Politique

Ligne Philippot : trois ans de perdus

Consultant international
 

La politique est cruelle. Cruelle pour Sarkozy, l’humilié du premier tour. Cruelle pour Juppé, qui n’aura finalement couru toute sa vie que pour une chimère.

Cruelle, elle pourrait l’être aussi pour Marine Le Pen, à qui les échéances présidentielle et législative de 2017 promettaient beaucoup.

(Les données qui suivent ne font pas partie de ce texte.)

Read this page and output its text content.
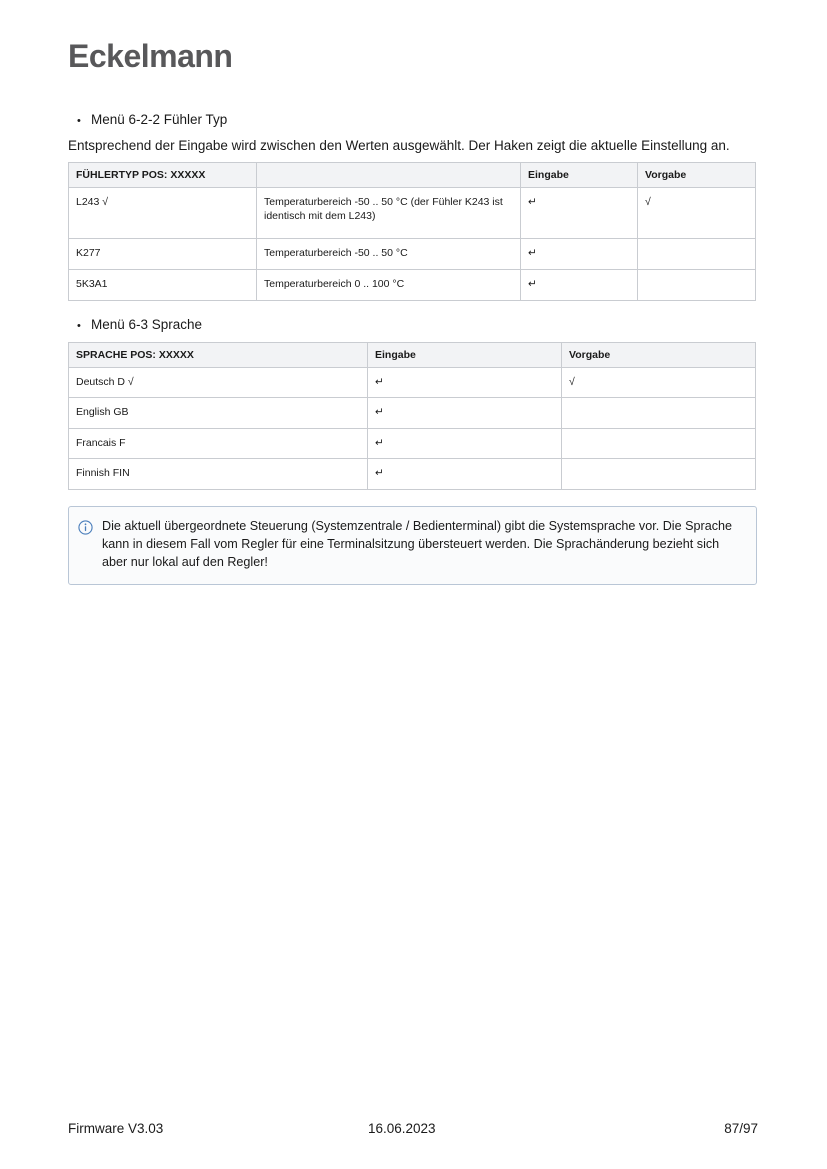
Eckelmann
• Menü 6-2-2 Fühler Typ

Entsprechend der Eingabe wird zwischen den Werten ausgewählt. Der Haken zeigt die aktuelle Einstellung an.

FÜHLERTYP POS: XXXXX		Eingabe	Vorgabe
L243 √	Temperaturbereich -50 .. 50 °C (der Fühler K243 ist identisch mit dem L243)	↵	√
K277	Temperaturbereich -50 .. 50 °C	↵	
5K3A1	Temperaturbereich 0 .. 100 °C	↵	
• Menü 6-3 Sprache
SPRACHE POS: XXXXX	Eingabe	Vorgabe
Deutsch D √	↵	√
English GB	↵	
Francais F	↵	
Finnish FIN	↵	
Die aktuell übergeordnete Steuerung (Systemzentrale / Bedienterminal) gibt die Systemsprache vor. Die Sprache kann in diesem Fall vom Regler für eine Terminalsitzung übersteuert werden. Die Sprachänderung bezieht sich aber nur lokal auf den Regler!
Firmware V3.03	16.06.2023	87/97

La politique est cruelle, mais elle a aussi ses lois. Comme c’est un système fini et que le total fera toujours 100 %, ce que gagne l’un est perdu par un autre, et réciproquement.

Depuis trois ans, la ligne Philippot règne sans partage à la tête du Front national. La rupture a été assumée au moment de la Manif pour tous et ne s’est pas démentie depuis. Positionnement ouvert (c’est-à-dire libertaire) sur les mœurs, gauchisation du discours au nom de l’anti-système, mise en sourdine de la ligne identitaire pour essayer de faire propre sur soi.

Ce choix est issu d’une triple combinaison : la nécessité classiquement partisane de brider toute concurrence à l’intérieur ; le logiciel personnel de Florian Philippot qui, à force de travail, mais aussi de rapports de force permanents et de coups de main médiatiques, s’est installé dans l’intimité intellectuelle de la présidente ; et enfin la croyance naïve qu’ont eue tous les ralliés au FN historique que la diabolisation pourrait s’arrêter un jour, si l’on était gentil et qu’on arrêtait les blagues nulles.

Le résultat, aujourd’hui, c’est que l’électorat qui rêve d’une droite autoritaire, enracinée, décente et traditionnelle s’est trouvé un champion avec François Fillon, et rien n’indique qu’elle ne le lâchera d’ici le terme du cycle électoral de 2017.

L’autre résultat, c’est le double échec de la stratégie de dédiabolisation. Ceux qui ont suivi le débat Fillon-Juppé auront noté que, dans sa conclusion, Juppé a invoqué « l’identité heureuse » et « la France apaisée » (sic). Cela ne l’empêchera pas d’être battu et cela précipitera son échec. Le second échec s’appelle l’Histoire. Ni les Anglais du Brexit, ni les Américains de Trump n’ont choisi des candidats et des programmes apaisés. Et c’est folie d’imaginer que les trente prochaines années, en France ou dans le monde, seront apaisées. Peut-être n’est-ce même pas souhaitable, mais c’est un autre débat.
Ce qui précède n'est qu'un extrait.